Posted February 03, 2016 in MH Krasnoyarsk, Russia:
Notes From Near and Far: MH Russia

by Aliz Trombitas.

Greetings from Siberia, where I was recently assigned. One of the first sentences I learned in Russian is one that means, "I am cold." Then in a few days I had to learn a new one because the first one wasn’t strong enough for the steady -25° C (-13° F) temperatures we were experiencing—in mid-October!

Four days a week, I am studying Russian at the university. Most of my classmates are Chinese or Mongolian, but I also have some from Spain and Barbados and somebody just arrived from Syria. I am really enjoying my classes and I have excellent teachers.

For now, while I am learning Russian, Catherine Lesage, my director and fellow staff worker, is doing most of the usual nitty-gritty work at the house and I help out as I can.

Almost every day, one or another of our friends is asking us to help out in one way or another—to drive him to a doctor, to have tea with her and listen, or to attend a birthday party or host one in our house.

With the help of one of our friends, and like most Russians, we made a supply of sauerkraut for the winter. We also celebrated with some local Sisters the feast of their founder, St. Charles Borromeo.

We now have a second apartment which we have made into a poustinia room and guest room. The poustinia is being used once or twice a week (sometimes just for a few hours). The guest room has been used as well on more than one occasion since I’ve been here, like when some Sisters from out of town stayed with us.

We recently had an opportunity for a hike to a mountain called Stolby near the city, and every once in a while we go out for a longer walk along the Yenisei River.

A few weeks ago a woman named Galina Maslenikova came from Moscow to give the second of a three-part conference to our parishioners (and others) about Natural Family Planning. She is a family therapist but for the past twenty-five years, she has been doing pro-life work.

The first conference was at the end of September. We can tell she was well received because a lot more people attended the second time. There were about thirty in all, mostly young women, but some young men came as well.

Galina stayed in our guest room and when not giving the conference, she was available to talk with these young women and couples one-on-one.

I found her an excellent speaker. She connected immediately with the audience, told them the history of contraception and abortion laws in Russia, and gave them some very practical information.

The openness of the group was palpable, and they asked lots of good questions. By the end of the weekend, though we were all tired, we were full of excitement and new life.

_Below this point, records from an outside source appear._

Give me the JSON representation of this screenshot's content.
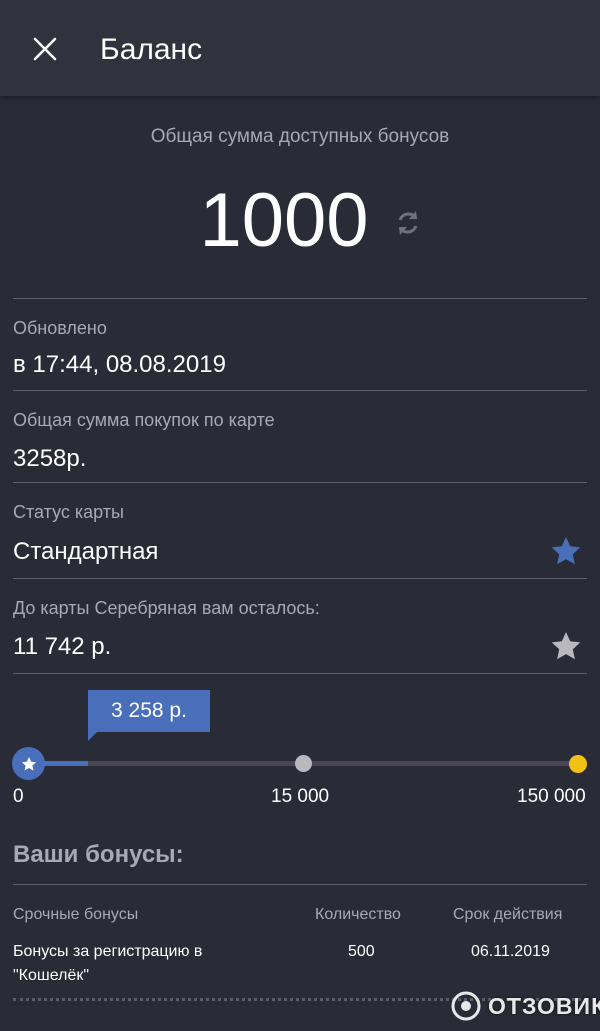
{
  "header": {
    "close_icon": "close-icon",
    "title": "Баланс"
  },
  "total": {
    "label": "Общая сумма доступных бонусов",
    "value": "1000",
    "refresh_icon": "refresh-icon"
  },
  "rows": [
    {
      "label": "Обновлено",
      "value": "в 17:44, 08.08.2019"
    },
    {
      "label": "Общая сумма покупок по карте",
      "value": "3258р."
    },
    {
      "label": "Статус карты",
      "value": "Стандартная",
      "icon": "star-icon",
      "icon_color": "#4a6fba"
    },
    {
      "label": "До карты Серебряная вам осталось:",
      "value": "11 742 р.",
      "icon": "star-icon",
      "icon_color": "#b8b8bd"
    }
  ],
  "progress": {
    "current_label": "3 258 р.",
    "current_value": 3258,
    "ticks": [
      "0",
      "15 000",
      "150 000"
    ],
    "accent": "#4a6fba",
    "silver": "#b8b8bd",
    "gold": "#f3c018"
  },
  "bonuses": {
    "title": "Ваши бонусы:",
    "columns": [
      "Срочные бонусы",
      "Количество",
      "Срок действия"
    ],
    "rows": [
      {
        "name": "Бонусы за регистрацию в \"Кошелёк\"",
        "qty": "500",
        "expires": "06.11.2019"
      }
    ]
  },
  "watermark": {
    "text": "ОТЗОВИК",
    "icon": "otzovik-logo-icon"
  }
}
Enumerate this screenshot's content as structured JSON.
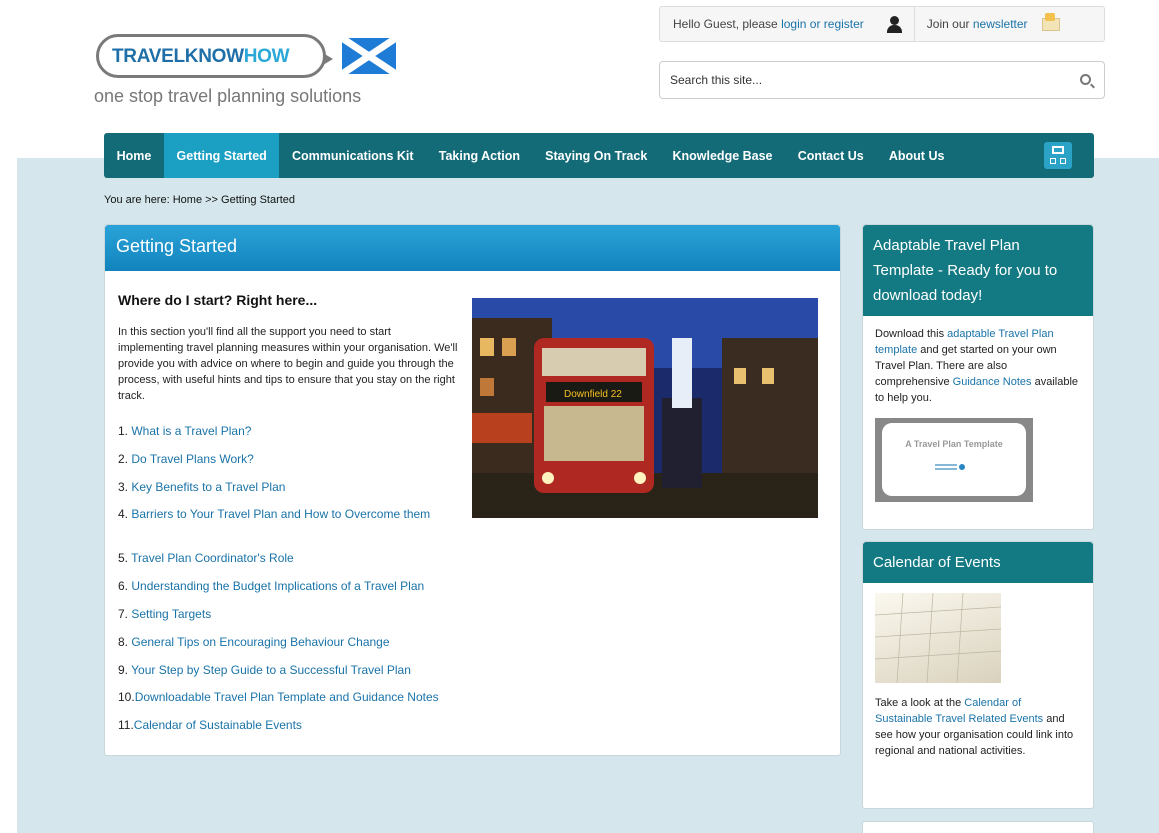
{
  "logo": {
    "text_a": "TRAVELKNOW",
    "text_b": "HOW",
    "tagline": "one stop travel planning solutions"
  },
  "userbar": {
    "greeting": "Hello Guest, please",
    "login_link": "login or register",
    "newsletter_prefix": "Join our",
    "newsletter_link": "newsletter"
  },
  "search": {
    "placeholder": "Search this site..."
  },
  "nav": {
    "items": [
      "Home",
      "Getting Started",
      "Communications Kit",
      "Taking Action",
      "Staying On Track",
      "Knowledge Base",
      "Contact Us",
      "About Us"
    ],
    "active": "Getting Started"
  },
  "breadcrumb": {
    "prefix": "You are here:",
    "home": "Home",
    "sep": ">>",
    "current": "Getting Started"
  },
  "main": {
    "title": "Getting Started",
    "heading": "Where do I start? Right here...",
    "intro": "In this section you'll find all the support you need to start implementing travel planning measures within your organisation. We'll provide you with advice on where to begin and guide you through the process, with useful hints and tips to ensure that you stay on the right track.",
    "topics": [
      {
        "num": "1.",
        "label": "What is a Travel Plan?"
      },
      {
        "num": "2.",
        "label": "Do Travel Plans Work?"
      },
      {
        "num": "3.",
        "label": "Key Benefits to a Travel Plan"
      },
      {
        "num": "4.",
        "label": "Barriers to Your Travel Plan and How to Overcome them"
      },
      {
        "num": "5.",
        "label": "Travel Plan Coordinator's Role"
      },
      {
        "num": "6.",
        "label": "Understanding the Budget Implications of a Travel Plan"
      },
      {
        "num": "7.",
        "label": "Setting Targets"
      },
      {
        "num": "8.",
        "label": "General Tips on Encouraging Behaviour Change"
      },
      {
        "num": "9.",
        "label": "Your Step by Step Guide to a Successful Travel Plan"
      },
      {
        "num": "10.",
        "label": "Downloadable Travel Plan Template and Guidance Notes"
      },
      {
        "num": "11.",
        "label": "Calendar of Sustainable Events"
      }
    ],
    "image_sign": "Downfield 22"
  },
  "sidebar": {
    "template_box": {
      "title": "Adaptable Travel Plan Template - Ready for you to download today!",
      "text_1": "Download this",
      "link_1": "adaptable Travel Plan template",
      "text_2": "and get started on your own Travel Plan. There are also comprehensive",
      "link_2": "Guidance Notes",
      "text_3": "available to help you.",
      "thumb_title": "A Travel Plan Template"
    },
    "calendar_box": {
      "title": "Calendar of Events",
      "text_1": "Take a look at the",
      "link_1": "Calendar of Sustainable Travel Related Events",
      "text_2": "and see how your organisation could link into regional and national activities."
    }
  }
}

I find this conference the most exciting thing happening at our parish right now, and I hope and pray that we will see some effects of it.

Next weekend, Catherine and I will be attending a Marian Conference in Irkutsk, a conference which will be attended by people from all over Russia.

I am looking forward to meeting our bishop and the religious of the diocese and whoever else God wants us to connect with. I am also looking forward to the 18-hour train ride on the Trans-Siberian Railway and discovering the beauty of nature in Siberia.